China is also pulling ahead in the roll-out of supercomputers, with almost twice as many super computers as the US, demonstrating its growing threat to the US’ AI supremacy.

The UK has slipped in some key metrics, and its lead over its closest competitors has narrowed. Although a new AI strategy has now been announced, it’s not been published yet. We have also seen British slippage across several different key parts of the framework; universities, supercomputing, research, patents and diversity of specialists.

Q2. What has been added to the Global AI Index of this year?

Alexandra Mousavizadeh: We’ve added Armenia, Bahrain, Chile, Colombia, Greece, Slovakia, Slovenia and Vietnam: each of these countries has recently published a strategic approach to artificial intelligence on a national level, and therefore ‘qualified’ for assessment under The Global AI Index framework. That brings the number of countries assessed to 62 overall, up from 54 last year.

We’ve also developed all-new national AI dashboards: policy makers can monitor their national AI activity across all 143 indicators in real-time. These dashboards, the first of their kind, can also simulate the impact of policies via the target-setting feature, which calculates hypothetical ranks and scores based on chosen policy targets.

Q3. What new metrics did you introduce and why?

Alexandra Mousavizadeh: We’ve added a range of new metrics to deepen our measurements across many of the pillars of the index. In Talent, we have incorporated data provided by Coursera, showing the level of enrollment and activity on online learning courses specific to ‘artificial intelligence’ and ‘machine learning’. This data-set fills in gaps in countries like India, China and Russia – where our other metrics were not as comprehensive – by acting as a proxy for the level of online learning taking place.

We’ve also refined some of our existing metrics to increase the accuracy of our data. We’ve replaced the Open Data Barometer data-set, which was outdated in many respects, with measures from the OECD OURdata Index to better reflect the level of open data use and suitability. The new source is much more recent and relevant. We’ve also made our measures of 5G implementation more granular, reflecting the actual level of supported networks in a given country. This is a crucial leading indicator for the capacity to adopt artificial intelligence more widely in a given country,  so this change offers a lot more clarity in the Infrastructure pillar of the index.

In our forthcoming update for the index in May, we’ll be adding more indicators on diversity issues. These will complement a component of the index that deals with regulation and ethics.

Q4. Who are the biggest risers on the Index?

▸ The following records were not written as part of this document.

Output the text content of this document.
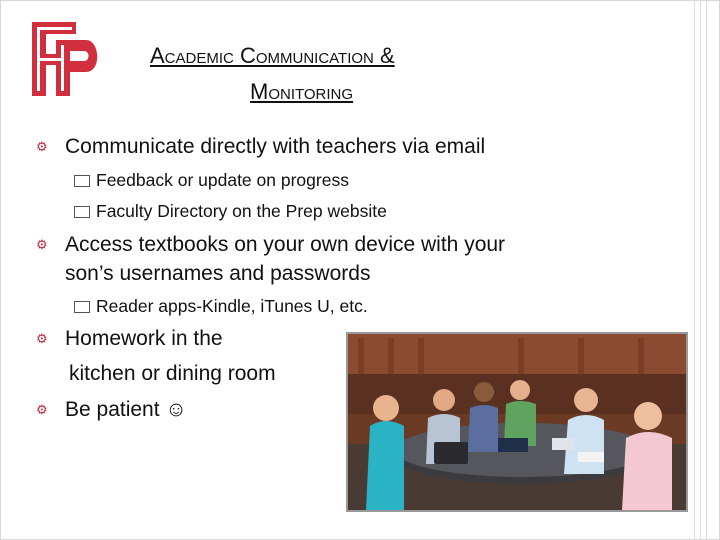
Academic Communication &
Monitoring
⚙ Communicate directly with teachers via email
Feedback or update on progress
Faculty Directory on the Prep website
⚙ Access textbooks on your own device with your
son’s usernames and passwords
Reader apps-Kindle, iTunes U, etc.
⚙ Homework in the
kitchen or dining room
⚙ Be patient ☺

 Alexandra Mousavizadeh: Israel has surged up the rankings from 12th to 5th place. It improved its talent rank, with more R package downloads, an increase in stack overflow questions and answers, and a rise in GitHub commits. These are important indicators because they speak to developments in a country’s coding community beyond the formal education sector. It also still has the highest number of startups as a proportion of the population – 3 AI startups for every 100,000 people (compared with 5 startups for every million people in the US). It’s an impressive feat for a small country, but its rise is driven in part by the number of proportional, or intensity-based, metrics in the index (which favour small countries), and partly by changes in our methodology that more accurately capture the number of developers and other specialists on social media.

Also of note is Finland, which has procured a pre-exascale supercomputer and substantially increased its coding activity. Use of Python, R and commits on GitHub have grown, as well as our measures of GitHubs Stars and Stack Overflow Questions/Answers. This is a notable result of Finland’s ongoing focus on skills development, driven by both government strategy and an excellent ecosystem, including the Finnish AI Accelerator, the Tampere AI Hub and the AI Academy at University of Turku. That complements exciting tech startups, including Rovio, Supercell, and CRF Health.

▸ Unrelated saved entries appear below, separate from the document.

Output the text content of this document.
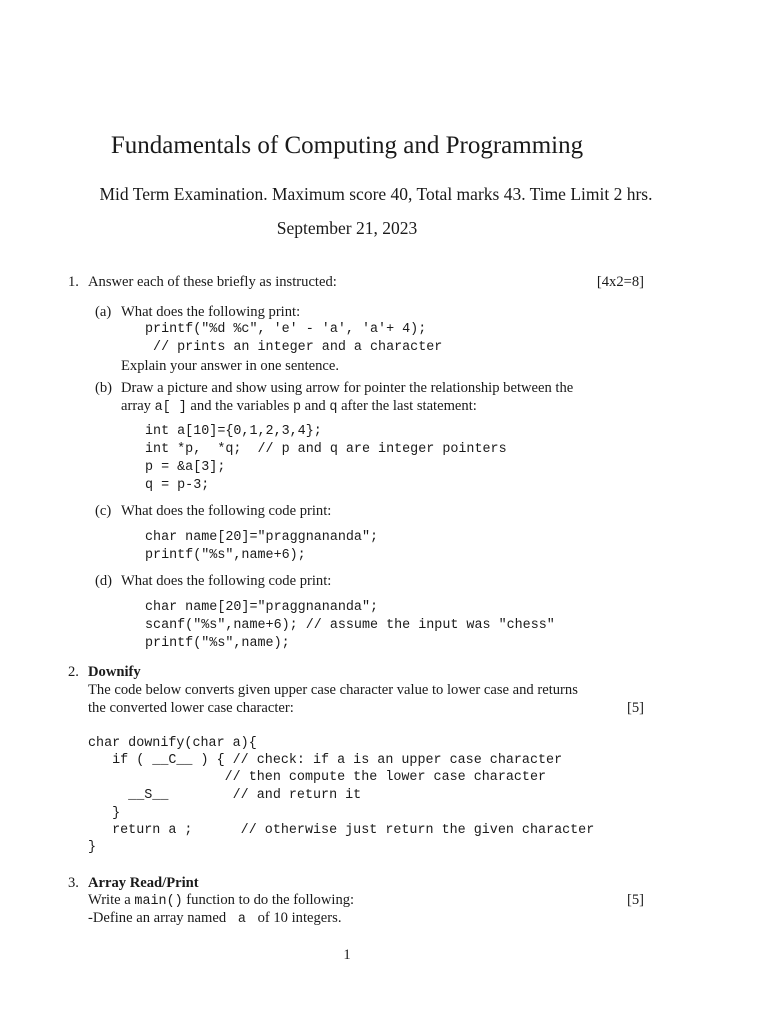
Fundamentals of Computing and Programming
Mid Term Examination. Maximum score 40, Total marks 43. Time Limit 2 hrs.
September 21, 2023
1. Answer each of these briefly as instructed:	[4x2=8]
(a) What does the following print:
printf("%d %c", 'e' - 'a', 'a'+ 4);
// prints an integer and a character
Explain your answer in one sentence.
(b) Draw a picture and show using arrow for pointer the relationship between the
array a[ ] and the variables p and q after the last statement:
int a[10]={0,1,2,3,4};
int *p,  *q;  // p and q are integer pointers
p = &a[3];
q = p-3;
(c) What does the following code print:
char name[20]="praggnananda";
printf("%s",name+6);
(d) What does the following code print:
char name[20]="praggnananda";
scanf("%s",name+6); // assume the input was "chess"
printf("%s",name);
2. Downify
The code below converts given upper case character value to lower case and returns
the converted lower case character:	[5]
char downify(char a){
if ( __C__ ) { // check: if a is an upper case character
// then compute the lower case character
__S__        // and return it
}
return a ;      // otherwise just return the given character
}
3. Array Read/Print
Write a main() function to do the following:	[5]
-Define an array named  a  of 10 integers.
1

 The Netherlands is the biggest riser; helped by a slow-down in some of the countries that previously ranked above them (Japan), The Netherlands have accelerated their coding and development activities and have high scores on the proportional Talent measures i.e. Number of Data Scientists per capita.

Q5. How has the pandemic influenced the global development of AI in the world? Do you have any insights to share on this?

Alexandra Mousavizadeh: It is difficult to untangle the exact effect of COVID on the global development of AI – a lot of the data is yet to come in. One area that has definitely suffered is start-ups. This time last year, the UK had 529 AI startups listed on Crunchbase, but it’s now dropped to 338. Other countries have seen similar collapses in startup numbers. There are some counterintuitive results: the 62 countries in our Index attracted similar overall levels of private funding for AI as in 2019. Several countries have seen a fall in investment, but these don’t necessarily match those that have been worst affected by the pandemic. Both the US and China, for instance, have seen a similar drop-off in funding, despite the US having a much worse pandemic overall.

The pandemic has also created challenges to which some countries have responded with AI. Coronavirus has become a focal point for Israel’s AI entrepreneurs, with several Israeli companies emerging as front-runners in areas like diagnostics, disease management and monitoring systems. Vocalis Health, for example, was launched by the defence ministry and is aiming to diagnose Covid effectively based on people’s speaking patterns.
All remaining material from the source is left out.